If you ever asked any African kid what they want to be in future, they will tell you that they want to be a pilot. Since Africans did not invent the 'iron bird' many of their kids wish they would just 'drive' them. Ask any African kid what they want to be: 'I wanna be a pilot', they will tell you. I, being in that clutter of African kids who think that because our forefathers did not invent the plane then we must fly it, am a disappointed man today. Twenty some odd years and still I have not found that plane for me to ride in. Four months ago, when my dream was still riding high in my head, I decided to check out a certain flying school in Nairobi. Of all the things they told me, all I remember was something to do with hours because they charge you according to the number of hours you defy gravity and a price tantamount to suicide. In other words, they told me that I needed around Ksh 1000000 to learn how you defy gravity and keep an iron bird in the air. I guess I was dazed for I remember them asking me what else they could help me with but when I arrived home I had a secret conversation with myself and I remember promising myself that that dream of ever flying should get out of my rather big head. I remember I also told myself that if God wanted man to fly he would have given him wings. It was very much absurd because as a kid, I always heard that pilots get paid so much. Now, if I had a million shillings in my pocket, I would consider myself so rich as not to want to get paid. I wonder a million times for every shilling in that million if anybody attends flying schools.

That I had done four months ago, while still doing my bachelors degree with education (B.Ed) English and Literature. I still wanted to be a pilot, you see? My B.Ed. is done and I have started doing what every graduate never wishes to do: hunting for jobs. I never went to the best universities. If you know something about fate – you can never run away from yours. Mama has high hopes in me getting a job; and not just any but a well paying one. I wish I could explain to her the saying that a university degree is not always an open sesame to a good job. As a matter of fact, in Africa, a university degree only gives you respect in your village. As for the job, you have to look for it, with or without the paper.

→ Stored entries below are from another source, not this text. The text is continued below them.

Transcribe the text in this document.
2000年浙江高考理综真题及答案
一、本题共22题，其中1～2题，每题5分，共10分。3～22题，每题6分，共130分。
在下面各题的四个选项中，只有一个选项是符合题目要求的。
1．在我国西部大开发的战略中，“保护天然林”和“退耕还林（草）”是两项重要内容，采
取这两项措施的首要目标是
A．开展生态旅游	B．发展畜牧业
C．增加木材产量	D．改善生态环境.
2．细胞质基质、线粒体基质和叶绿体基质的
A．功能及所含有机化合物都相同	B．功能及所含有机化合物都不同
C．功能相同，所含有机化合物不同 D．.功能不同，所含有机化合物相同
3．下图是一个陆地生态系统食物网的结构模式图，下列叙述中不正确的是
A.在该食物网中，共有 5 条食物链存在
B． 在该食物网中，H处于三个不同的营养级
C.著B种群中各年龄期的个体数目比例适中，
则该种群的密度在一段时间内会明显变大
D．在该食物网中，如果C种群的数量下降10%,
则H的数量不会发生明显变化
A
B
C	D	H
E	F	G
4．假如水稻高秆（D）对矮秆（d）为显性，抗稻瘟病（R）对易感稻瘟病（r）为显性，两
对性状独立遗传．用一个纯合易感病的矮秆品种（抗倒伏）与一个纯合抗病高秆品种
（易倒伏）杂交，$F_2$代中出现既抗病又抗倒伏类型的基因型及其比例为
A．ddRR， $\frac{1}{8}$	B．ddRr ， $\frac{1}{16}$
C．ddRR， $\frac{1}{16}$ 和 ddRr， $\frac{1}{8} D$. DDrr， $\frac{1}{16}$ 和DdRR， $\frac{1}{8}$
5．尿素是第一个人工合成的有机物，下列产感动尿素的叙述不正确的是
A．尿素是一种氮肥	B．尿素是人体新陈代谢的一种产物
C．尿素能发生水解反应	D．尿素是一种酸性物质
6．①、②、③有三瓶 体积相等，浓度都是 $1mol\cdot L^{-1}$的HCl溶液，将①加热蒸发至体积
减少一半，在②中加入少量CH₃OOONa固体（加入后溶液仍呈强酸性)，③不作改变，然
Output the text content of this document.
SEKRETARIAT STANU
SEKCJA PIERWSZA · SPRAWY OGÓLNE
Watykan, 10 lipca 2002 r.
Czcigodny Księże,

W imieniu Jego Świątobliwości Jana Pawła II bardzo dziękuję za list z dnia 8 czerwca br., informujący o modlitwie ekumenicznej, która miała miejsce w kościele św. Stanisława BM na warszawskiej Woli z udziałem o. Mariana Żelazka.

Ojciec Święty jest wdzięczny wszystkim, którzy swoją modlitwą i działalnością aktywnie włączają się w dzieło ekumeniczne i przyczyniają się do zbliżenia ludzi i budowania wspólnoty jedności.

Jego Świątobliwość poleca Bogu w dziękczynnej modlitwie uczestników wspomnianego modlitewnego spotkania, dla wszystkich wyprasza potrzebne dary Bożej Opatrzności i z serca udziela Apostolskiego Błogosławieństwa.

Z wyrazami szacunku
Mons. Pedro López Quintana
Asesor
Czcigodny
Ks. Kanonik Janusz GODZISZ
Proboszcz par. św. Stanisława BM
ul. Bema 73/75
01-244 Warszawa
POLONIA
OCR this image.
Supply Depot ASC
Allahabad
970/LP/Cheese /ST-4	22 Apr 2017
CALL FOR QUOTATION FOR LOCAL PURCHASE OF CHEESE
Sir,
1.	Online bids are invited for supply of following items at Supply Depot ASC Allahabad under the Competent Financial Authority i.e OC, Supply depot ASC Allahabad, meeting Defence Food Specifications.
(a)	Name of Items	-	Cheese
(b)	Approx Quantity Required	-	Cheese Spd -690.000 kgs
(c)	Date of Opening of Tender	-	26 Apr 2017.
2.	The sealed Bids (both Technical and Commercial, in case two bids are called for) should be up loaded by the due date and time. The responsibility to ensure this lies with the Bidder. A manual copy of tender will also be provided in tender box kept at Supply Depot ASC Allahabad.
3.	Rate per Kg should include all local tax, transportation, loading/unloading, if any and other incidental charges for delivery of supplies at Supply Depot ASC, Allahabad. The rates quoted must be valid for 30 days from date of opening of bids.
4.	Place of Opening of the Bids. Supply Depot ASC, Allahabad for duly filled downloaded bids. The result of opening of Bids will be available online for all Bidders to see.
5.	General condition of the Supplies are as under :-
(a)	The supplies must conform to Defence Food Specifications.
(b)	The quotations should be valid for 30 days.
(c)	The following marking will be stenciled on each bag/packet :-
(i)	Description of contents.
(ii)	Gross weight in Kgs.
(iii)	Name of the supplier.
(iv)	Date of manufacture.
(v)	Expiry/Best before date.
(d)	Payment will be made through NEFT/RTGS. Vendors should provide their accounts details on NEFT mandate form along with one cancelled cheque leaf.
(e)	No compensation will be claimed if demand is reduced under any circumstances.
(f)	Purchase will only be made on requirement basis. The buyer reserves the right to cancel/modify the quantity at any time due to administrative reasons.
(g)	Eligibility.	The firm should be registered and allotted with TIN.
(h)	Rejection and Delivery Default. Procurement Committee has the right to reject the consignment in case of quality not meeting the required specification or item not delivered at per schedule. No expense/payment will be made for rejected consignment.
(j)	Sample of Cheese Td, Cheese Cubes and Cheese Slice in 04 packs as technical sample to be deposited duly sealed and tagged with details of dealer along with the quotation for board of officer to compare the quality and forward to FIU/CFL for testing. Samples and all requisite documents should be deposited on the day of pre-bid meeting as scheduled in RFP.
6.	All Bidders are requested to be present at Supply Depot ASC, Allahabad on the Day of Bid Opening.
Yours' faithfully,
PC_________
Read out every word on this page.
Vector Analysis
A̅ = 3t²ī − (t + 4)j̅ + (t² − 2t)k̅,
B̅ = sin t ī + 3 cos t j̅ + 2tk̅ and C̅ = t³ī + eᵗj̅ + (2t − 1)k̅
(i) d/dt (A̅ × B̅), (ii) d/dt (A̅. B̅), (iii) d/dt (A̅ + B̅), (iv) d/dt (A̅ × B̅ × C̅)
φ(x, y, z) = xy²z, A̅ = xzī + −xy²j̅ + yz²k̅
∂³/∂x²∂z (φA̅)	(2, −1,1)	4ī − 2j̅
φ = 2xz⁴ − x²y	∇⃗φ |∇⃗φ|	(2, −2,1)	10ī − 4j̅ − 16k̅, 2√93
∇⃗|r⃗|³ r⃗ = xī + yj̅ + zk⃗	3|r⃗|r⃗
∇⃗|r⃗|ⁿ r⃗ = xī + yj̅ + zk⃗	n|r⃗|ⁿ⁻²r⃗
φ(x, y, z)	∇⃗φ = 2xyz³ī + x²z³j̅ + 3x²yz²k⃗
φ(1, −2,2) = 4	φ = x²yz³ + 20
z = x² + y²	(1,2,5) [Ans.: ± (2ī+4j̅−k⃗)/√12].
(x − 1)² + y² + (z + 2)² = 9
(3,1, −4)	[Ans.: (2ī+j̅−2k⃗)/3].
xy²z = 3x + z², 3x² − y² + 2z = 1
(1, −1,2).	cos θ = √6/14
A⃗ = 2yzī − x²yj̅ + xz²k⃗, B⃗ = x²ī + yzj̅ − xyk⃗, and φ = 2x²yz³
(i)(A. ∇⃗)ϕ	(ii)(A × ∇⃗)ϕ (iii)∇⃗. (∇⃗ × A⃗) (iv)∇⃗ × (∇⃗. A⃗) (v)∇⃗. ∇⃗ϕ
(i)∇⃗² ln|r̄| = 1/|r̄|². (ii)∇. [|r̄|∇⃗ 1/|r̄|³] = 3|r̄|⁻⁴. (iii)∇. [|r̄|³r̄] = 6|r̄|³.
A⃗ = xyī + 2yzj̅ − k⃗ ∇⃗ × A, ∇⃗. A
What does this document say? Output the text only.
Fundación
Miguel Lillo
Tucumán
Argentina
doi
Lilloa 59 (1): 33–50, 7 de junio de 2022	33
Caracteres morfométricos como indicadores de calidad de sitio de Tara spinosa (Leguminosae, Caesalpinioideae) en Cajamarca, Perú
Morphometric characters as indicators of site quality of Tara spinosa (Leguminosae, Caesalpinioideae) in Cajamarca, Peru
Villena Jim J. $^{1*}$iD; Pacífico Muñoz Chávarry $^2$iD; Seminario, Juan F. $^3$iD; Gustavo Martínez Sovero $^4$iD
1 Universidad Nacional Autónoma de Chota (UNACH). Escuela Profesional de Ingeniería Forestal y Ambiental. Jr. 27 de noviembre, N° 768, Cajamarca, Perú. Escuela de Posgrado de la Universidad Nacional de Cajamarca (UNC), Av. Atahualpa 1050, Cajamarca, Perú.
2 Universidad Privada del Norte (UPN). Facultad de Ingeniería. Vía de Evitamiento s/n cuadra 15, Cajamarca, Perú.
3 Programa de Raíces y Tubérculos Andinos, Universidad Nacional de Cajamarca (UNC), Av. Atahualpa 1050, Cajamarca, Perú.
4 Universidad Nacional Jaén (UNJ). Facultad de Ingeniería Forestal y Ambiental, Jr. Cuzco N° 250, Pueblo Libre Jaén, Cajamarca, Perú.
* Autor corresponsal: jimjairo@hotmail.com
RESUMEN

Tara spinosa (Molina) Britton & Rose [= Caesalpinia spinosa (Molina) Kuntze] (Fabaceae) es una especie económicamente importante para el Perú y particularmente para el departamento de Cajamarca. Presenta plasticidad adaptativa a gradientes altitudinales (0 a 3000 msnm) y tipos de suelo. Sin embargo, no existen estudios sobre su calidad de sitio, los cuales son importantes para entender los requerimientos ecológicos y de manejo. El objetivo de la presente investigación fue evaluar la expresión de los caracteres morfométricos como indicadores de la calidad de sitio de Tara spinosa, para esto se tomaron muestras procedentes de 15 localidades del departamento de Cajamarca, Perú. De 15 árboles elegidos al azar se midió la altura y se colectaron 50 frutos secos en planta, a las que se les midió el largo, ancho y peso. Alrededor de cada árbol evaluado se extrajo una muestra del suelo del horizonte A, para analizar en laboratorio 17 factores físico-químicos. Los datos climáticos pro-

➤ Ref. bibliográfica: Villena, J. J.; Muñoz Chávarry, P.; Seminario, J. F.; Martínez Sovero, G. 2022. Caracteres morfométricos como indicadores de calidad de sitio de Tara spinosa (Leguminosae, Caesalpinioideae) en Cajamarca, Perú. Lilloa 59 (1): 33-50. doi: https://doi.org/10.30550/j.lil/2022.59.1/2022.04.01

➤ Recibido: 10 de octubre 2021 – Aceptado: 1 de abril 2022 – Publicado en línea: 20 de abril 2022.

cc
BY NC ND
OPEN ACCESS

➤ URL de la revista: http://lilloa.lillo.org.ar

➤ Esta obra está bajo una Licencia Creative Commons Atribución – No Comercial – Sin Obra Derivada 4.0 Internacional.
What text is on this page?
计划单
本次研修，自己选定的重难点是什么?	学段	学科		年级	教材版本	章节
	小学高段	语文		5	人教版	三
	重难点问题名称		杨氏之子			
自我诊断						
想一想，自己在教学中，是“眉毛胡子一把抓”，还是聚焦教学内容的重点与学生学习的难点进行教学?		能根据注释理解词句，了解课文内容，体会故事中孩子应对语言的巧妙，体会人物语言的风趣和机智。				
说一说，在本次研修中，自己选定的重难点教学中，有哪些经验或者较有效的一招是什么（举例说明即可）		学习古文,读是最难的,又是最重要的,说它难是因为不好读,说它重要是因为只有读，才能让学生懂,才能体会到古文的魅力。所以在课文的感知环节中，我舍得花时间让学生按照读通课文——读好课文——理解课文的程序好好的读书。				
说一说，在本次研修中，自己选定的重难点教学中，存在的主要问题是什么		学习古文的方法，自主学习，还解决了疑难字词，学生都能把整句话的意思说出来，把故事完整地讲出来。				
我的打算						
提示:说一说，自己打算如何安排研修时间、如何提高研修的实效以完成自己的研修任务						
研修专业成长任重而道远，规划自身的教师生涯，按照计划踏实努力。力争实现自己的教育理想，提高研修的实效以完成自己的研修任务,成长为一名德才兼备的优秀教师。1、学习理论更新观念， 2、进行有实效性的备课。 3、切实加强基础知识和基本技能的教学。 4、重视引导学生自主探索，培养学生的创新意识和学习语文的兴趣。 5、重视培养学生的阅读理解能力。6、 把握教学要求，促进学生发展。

I hate to be so much of a disappointment but it seems I cannot help it. Today I went to my former high school, or rather to my high school and Mama expected me to come with a letter saying: 'Job available for you' or something but that is not what happened. I met the principal at the gate leaving and he looked at me as cold as he used to and then turned, without any interest in me whatsoever. I should have waved or smiled or slowed him down but remembering I was never his favourite I just did not. I proceeded to the staffroom, a place where in those days was as forbidden as that fruit of Eden, or even the Forbidden City of China. Many teachers smiled at me, those who remembered me, and I felt welcome. My English and Literature teacher looked so old that I barely recognised her, but she was still warm hearted. My physics teacher was still as crazy as he used to be, not crazy as in mad, but as in being funny. My chemistry teacher was just as calm as she was, only this time she was teaching math, as she told me. All in all I was welcome. They asked me where I was, like is the custom of all teachers to mind how their former students are doing. They were happy I had done college but when I mentioned the college, though they said nothing about it, they were a little disappointed. My college, which I am so proud of for making me who I am, or rather unleashing the dragon in me, is young and Africans are among the most conservative human beings in the world. They believe in Oxford, Harvard, U o Nairobi, Makerere. They believe that for you to really boast of having achieved a step in Maslow's hierarchy of needs, you had to do it in a certain way, the accepted way. My teachers were not really disappointed to a large extent but that is a thing I would never let Mama know: that I would miss a job because I never went to that established college. They say that experience is the best teacher and I will let it do the teaching. I am not cynical, I know I will get a way out but right now, I will continue to hunt for that job. Can you help me out?